Erwähnenswert wäre höchstens noch der Anstieg im Böhmerwald Richtung Grenze zu Deutschland. Auf einem kleinen, gut asphaltierten Weg, der ein paar Kilometer entfernt weitgehend parallel zur Hauptstraße verläuft, bin ich zur Abwechslung mal der mit dem schweren Gerät. Lediglich ein paar Wanderer kreuzen den Weg.

Auf deutscher Seite sind dann ein paar Städte über Radwege ausgeschildert, sicher besser als die olle Hauptstraße, denke ich mir, verfahre mich dann irgendwie total und setze meinen Weg über übelste Schotterpisten fort. Sich in Deutschland in der Wildnis verirren hat wohl noch keiner geschafft, ich dann aber auch nicht. Allerdings komm ich mir dann schon vor, als würde ich gerade von einem dreiwöchigen Survivaltrip in die Zivilisation zurückkehren, als ich plötzlich mitten vor der Kirche in einem kleinen Dorf stehe. Die Straßen drumherum voll mit Erzeugnissen hiesiger Motorenwerke, dazu zünftige Blasmusik. Gauss lässt grüßen.

Weil einer dieser Radwege um Zwiesel (potentielle Einkaufsmöglichkeiten) herum führt, mache ich mir geringfügig Sorgen um die Selbstversorgung des nächsten Tages (ist ein Sonntag). Schon mit dem unerfreulichen Gedanken, mich an der Tanke oder irgendwo mit Service zu versorgen abgefunden, ist Spiegelau dann doch größer als erwartet und beherbergt diverse Supermärkte. Beim Packen der Lebensmittel auf’s Rad stellt sich ein eigenartiges Gefühl ein: Während alle anderen sich ins Auto setzen, nach Hause fahren und gemütlich daheim im warmen Wohnzimmer sitzen, während es draußen langsam dunkel wird, darf ich noch eine Weile dem rauer werdenden Wetter ausgesetzt durch die Gegend radeln und mein Zelt irgendwo aufstellen, wo es keiner findet. Klar, dieser Szenerie bin ich ständig ausgesetzt, ist ja auch gewollt, aber durch die konkrete Vorstellung „der anderen Welt“ wird mir das ganze mal richtig bewusst. Und dieses diffuse Gefühl ist seltsam.

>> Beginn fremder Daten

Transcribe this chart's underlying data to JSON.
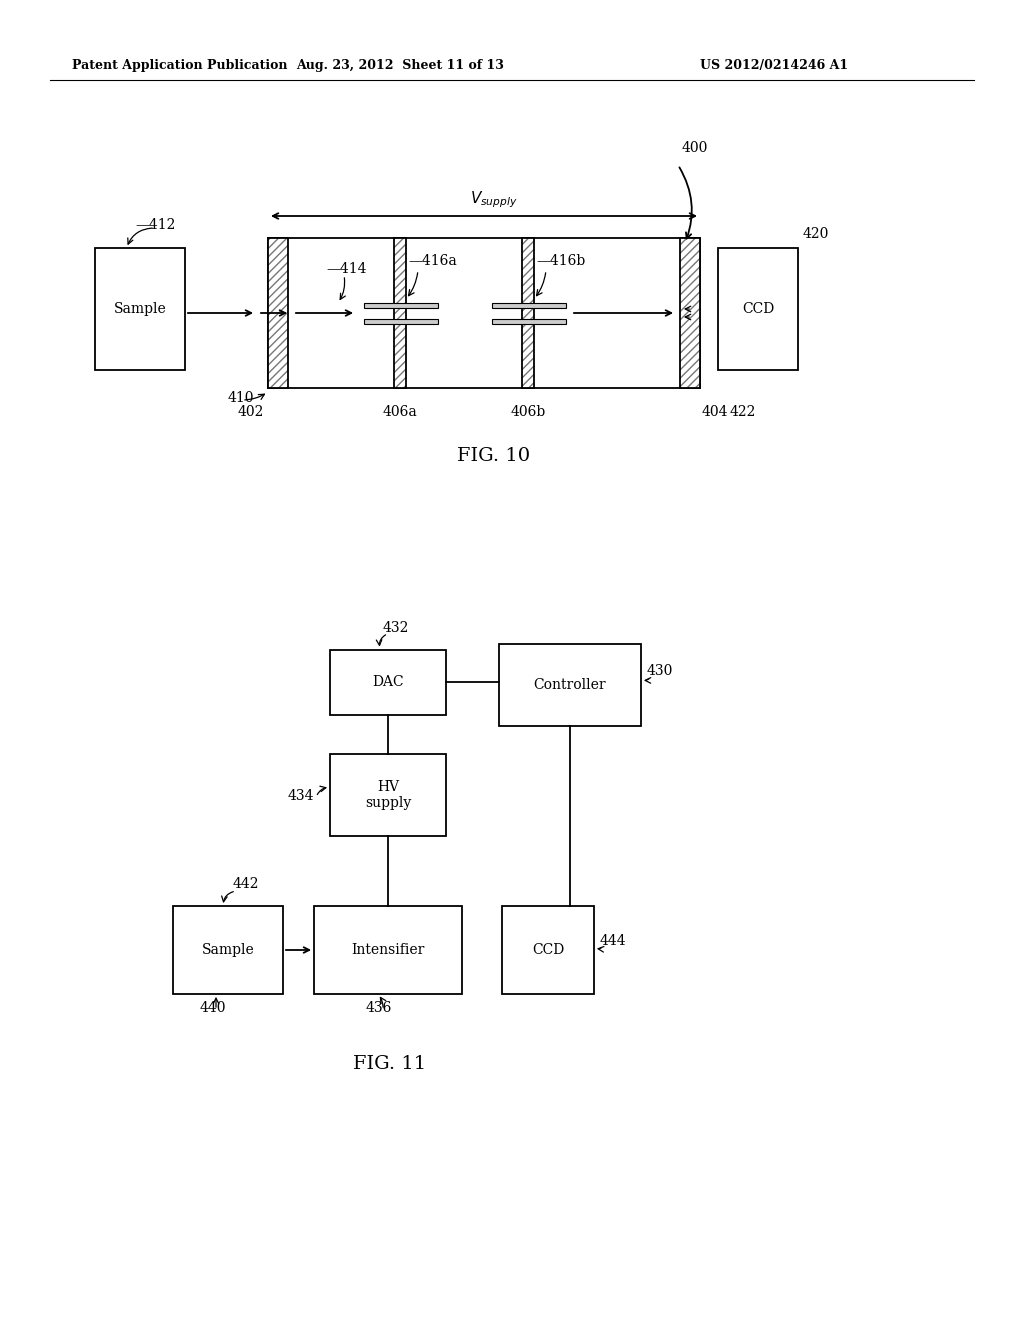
{
  "header_left": "Patent Application Publication",
  "header_mid": "Aug. 23, 2012  Sheet 11 of 13",
  "header_right": "US 2012/0214246 A1",
  "fig10_label": "FIG. 10",
  "fig11_label": "FIG. 11",
  "bg_color": "#ffffff",
  "line_color": "#000000"
}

So langweilig wie viele behaupten finde ich das Alpenvorland nicht. Oder vielleicht doch, wie sonst lässt sich die mit 153 km längste Tagesetappe rechtfertigen? Zum Teil sicher mit dem Frühstück, das wie sonst auch aus Schokomüsli, Joghurt und derlei kleingeschnittenen Früchten besteht, nur eben einer besonders großen Portion, die erst nach 90 km nach Auffüllen des Magens verlangt. Und dem bayrischen Rennradler, der mir bis runter zur Donau gut Windschatten spendet und nebenbei allerlei erzählt – nur verstehen tu ich ihn irgendwie nicht so ganz, zu wunderlich sein Dialekt.
Nur dass er beeindruckt davon ist, dass ich jeden Tag über 100 km fahre, dass verstehe ich. Er ist inzwischen älter und kann so eine Leistung nicht mehr länger als zwei oder drei Tage hintereinander aufbringen. Früher ist er mit Freunden aber auch mehr gefahren.

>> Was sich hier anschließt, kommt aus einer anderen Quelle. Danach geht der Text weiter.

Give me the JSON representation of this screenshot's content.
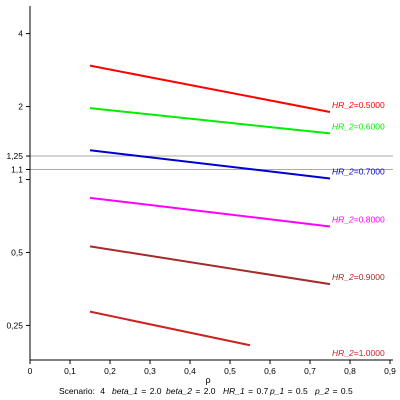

In Vilshofen die Donau überquert und drin baden gewesen. Am Inn dann der Wechsel auf die österreichische Seite und da den Innradweg entlang. Der Inn passt übrigens so gar nicht zu meiner Vorstellung eines kalten Alpenflusses. In Braunau könnte ich schwören, jemand hätte den Nil ein Stück gen Norden verfrachtet. Den hab ich zwar auch noch nie gesehen, so stelle ich ihn mir aber vor.



Nur das reale Burghausen passt ganz gut zum mentalen Abbild, da hat der Namensgeber ganze Arbeit geleistet. Der Abstecher nach Österreich, weg von der Grenze, die inzwischen von der Salzach markiert wird, ist schön zu fahren und gewährt einen ersten Blick auf die Alpen. Ich fühle mich bereit, muss aber erstmal mit der viel zu früh hereinbrechenden Dunkelheit hadern, denn die Zeltplatzsuche frisst heute eine ganze Menge Zeit.

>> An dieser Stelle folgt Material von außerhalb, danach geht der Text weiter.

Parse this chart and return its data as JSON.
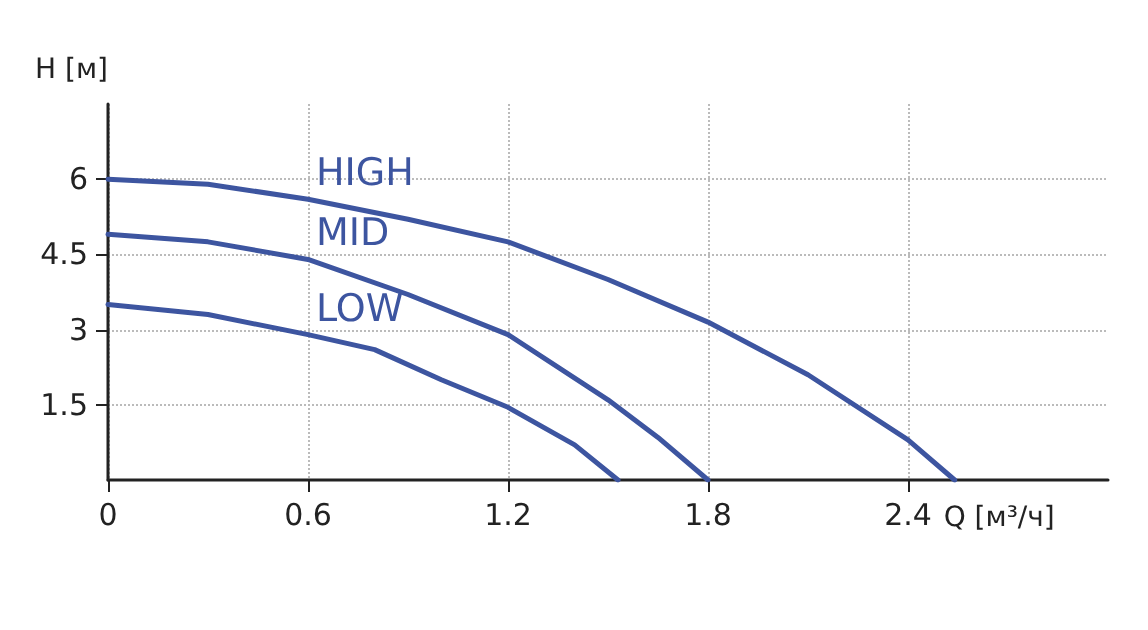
{
  "chart_data": {
    "type": "line",
    "xlabel": "Q [м³/ч]",
    "ylabel": "H [м]",
    "xlim": [
      0,
      3
    ],
    "xticks": [
      0,
      0.6,
      1.2,
      1.8,
      2.4
    ],
    "ylim": [
      0,
      7.5
    ],
    "yticks": [
      1.5,
      3,
      4.5,
      6
    ],
    "grid": true,
    "legend": false,
    "marker": "none",
    "line_style": "solid",
    "series": [
      {
        "name": "HIGH",
        "color": "#3d55a0",
        "x": [
          0,
          0.3,
          0.6,
          0.9,
          1.2,
          1.5,
          1.8,
          2.1,
          2.4,
          2.54
        ],
        "values": [
          6,
          5.9,
          5.6,
          5.2,
          4.75,
          4.0,
          3.15,
          2.1,
          0.8,
          0
        ]
      },
      {
        "name": "MID",
        "color": "#3d55a0",
        "x": [
          0,
          0.3,
          0.6,
          0.9,
          1.2,
          1.5,
          1.65,
          1.8
        ],
        "values": [
          4.9,
          4.75,
          4.4,
          3.7,
          2.9,
          1.6,
          0.85,
          0
        ]
      },
      {
        "name": "LOW",
        "color": "#3d55a0",
        "x": [
          0,
          0.3,
          0.6,
          0.8,
          1.0,
          1.2,
          1.4,
          1.53
        ],
        "values": [
          3.5,
          3.3,
          2.9,
          2.6,
          2.0,
          1.45,
          0.7,
          0
        ]
      }
    ]
  }
}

Logik für Anfänger: Wenn der Name eines Ortes auf „am See“ endet, dann soll das wohl Touristen anlocken. Und Touristen lassen sich am einfachsten durch Seen mit Bademöglichkeiten anlocken. Folglich schließe ich aus meiner Landkarte, dass Waging am See dafür geeignet ist, einen halben Tag blau zu machen und sich im und am Wasser zu verlustieren. Die Logik funktioniert bestens, es gibt ein Strandbad mit sanitären Einrichtungen, das obendrein kostenlos ist (für unmotorisierte Badegäste, es gibt Parkgebühren). Es ist immer wieder erstaunlich, dass Rumliegen auf einer Wiese anstrengender ist als den ganzen Tag Rad zu fahren. Als es weitergeht fühle ich mich matt wie lange nicht.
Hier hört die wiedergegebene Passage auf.